The function is intentionally conservative: - If a matched tuple cannot be parsed as floats, it is left unchanged. - Only tuples that appear as keys in coords_to_int are replaced.

Parameters:

  • edge_str – Edge string potentially containing coordinate tuples, e.g. "((1.1, 2.2, 3.3), (4.4, 5.5, 6.6), 0)".

  • coords_to_int – Mapping from coordinate tuples to vertex identifiers (e.g. ints or names).

Returns:

A rewritten string where recognized coordinate tuples have been replaced by their mapped identifiers.

Raises:

None – This function does not intentionally raise exceptions; unparsable tuples are skipped.

pretty_format_constraints(constraints, coordinates_map=None)

Format gauge-fixing constraints into a human-readable multi-line string.

Each constraint is expected to have the form:

[
    [fixed_edge_as_string],
    [signed_edge_strings...]
]

This function formats each constraint as a short description:

  • The LHS edge is shown as the “fixed” edge.

  • The RHS is printed as a signed expression, one line per constraint.

  • If coordinates_map is provided, coordinate tuples in edge strings are rewritten using map_edge_string() to recover original vertex identifiers.

Robustness: - If the constraint list is empty, a short message is returned. - Malformed or incomplete constraint entries are reported inline in the output.

Parameters:

  • constraints (list[list[list[str]]]) – List of constraints in the string-array format produced by generate_constraint_array() (or equivalent).

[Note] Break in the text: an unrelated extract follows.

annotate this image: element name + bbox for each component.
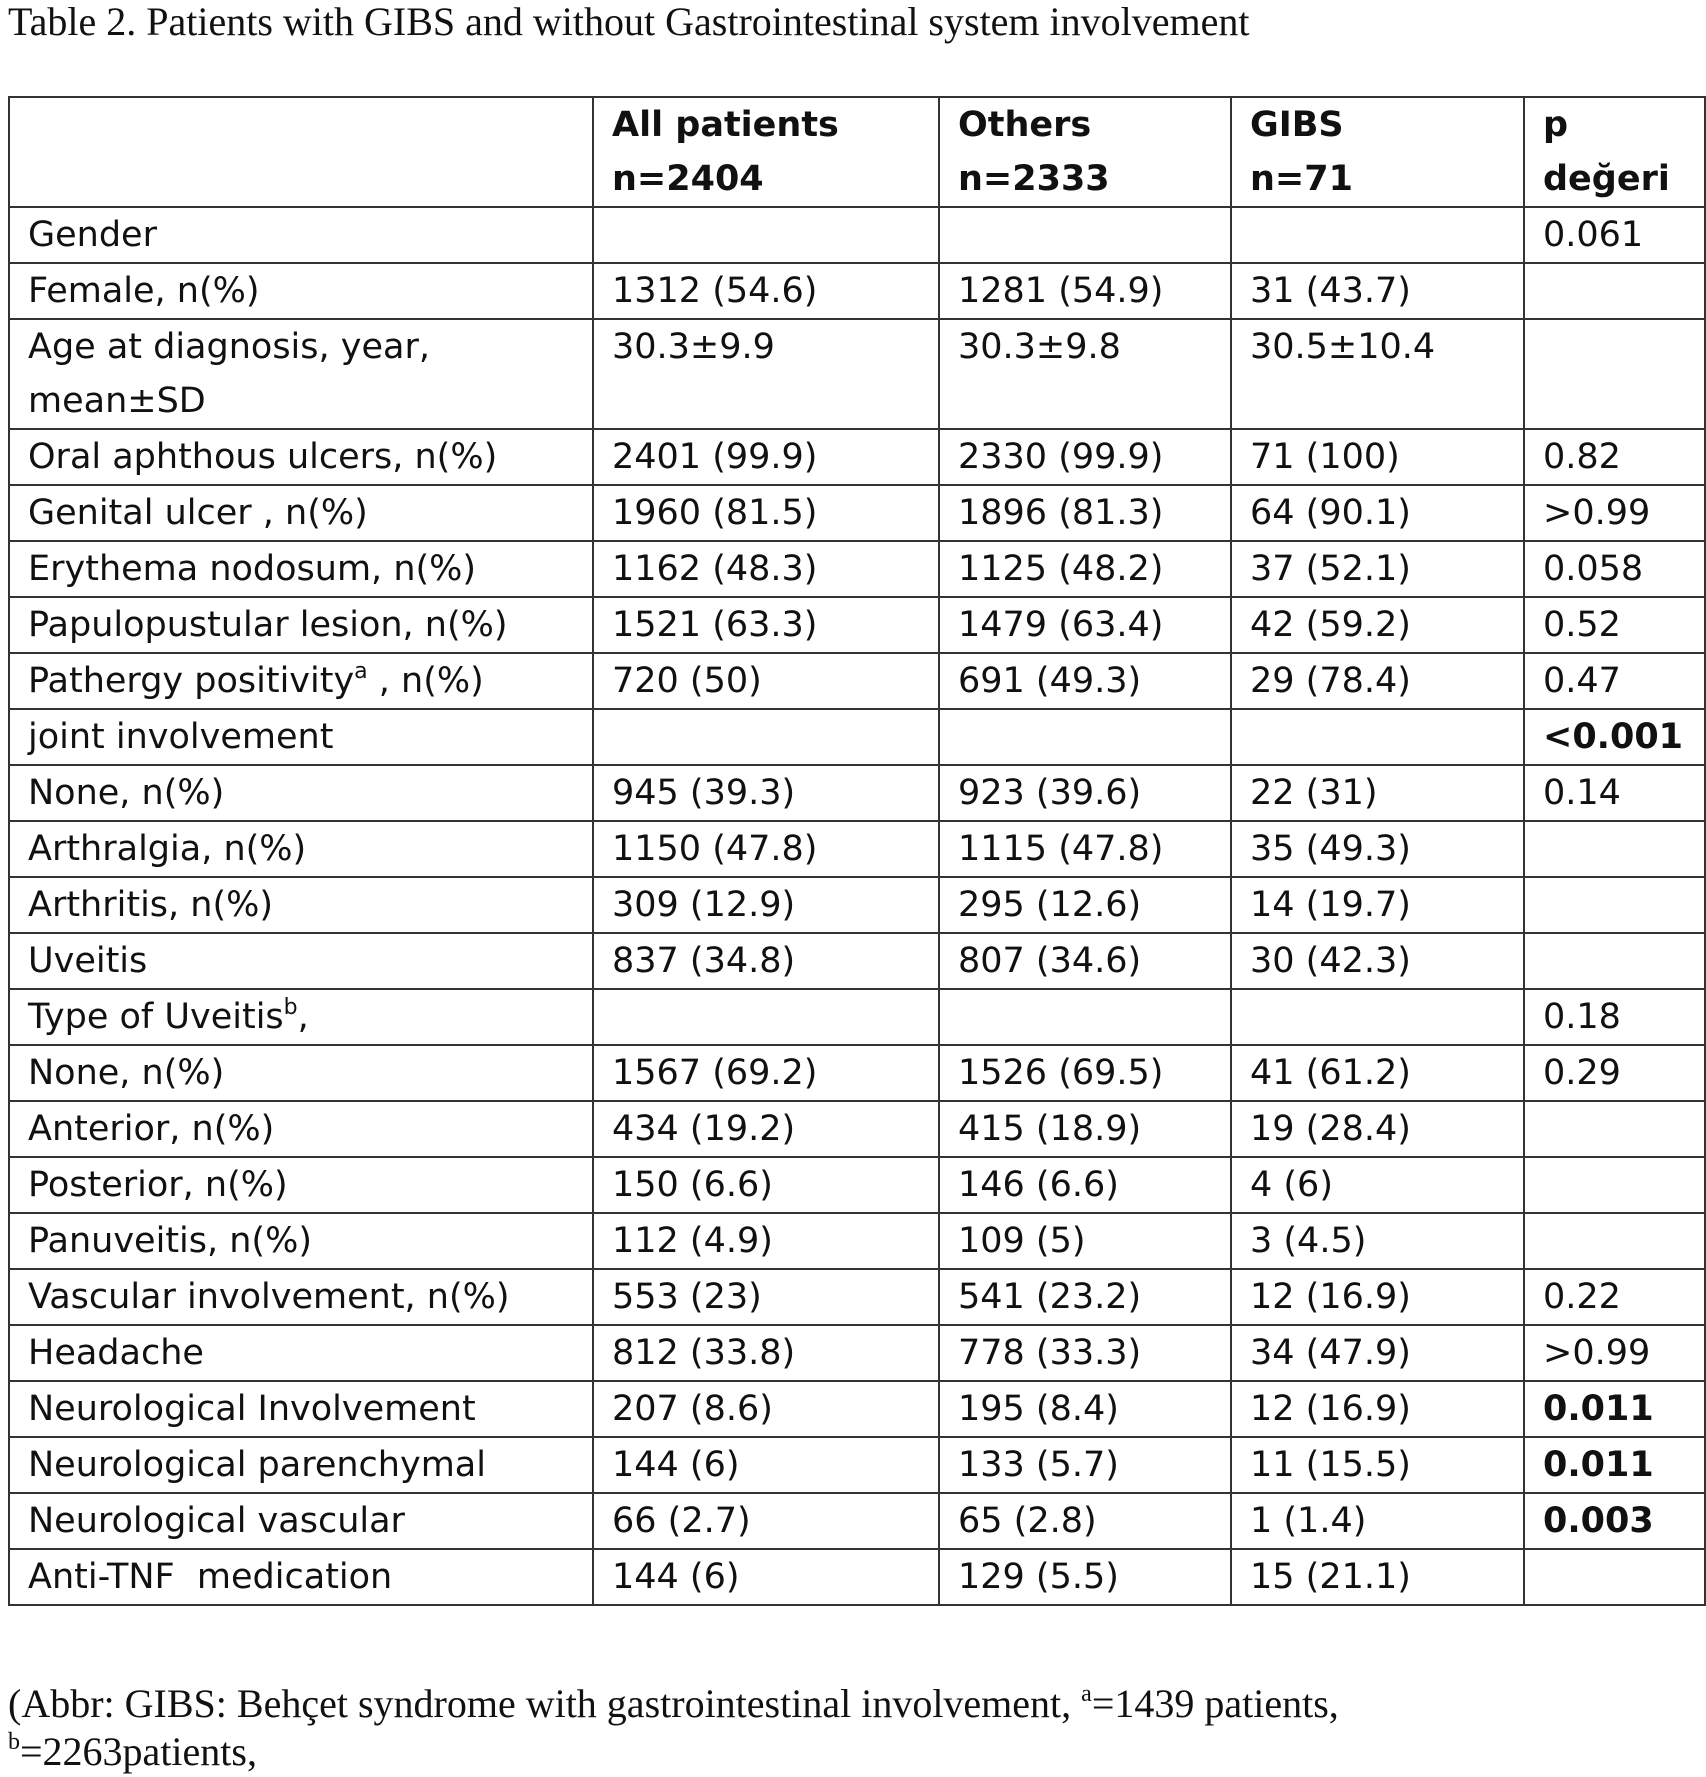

  • coordinates_map (Optional[Dict]) – Optional mapping from vertex identifiers to coordinate tuples. If provided, a reverse map is built and used to replace coordinate tuples in edge strings with vertex ids.

Return type:

str

Returns:

A formatted string suitable for logging or displaying autogenerated gauge fixings.

Raises:

TypeError – If coordinates_map contains unhashable coordinate values when building the reverse lookup map.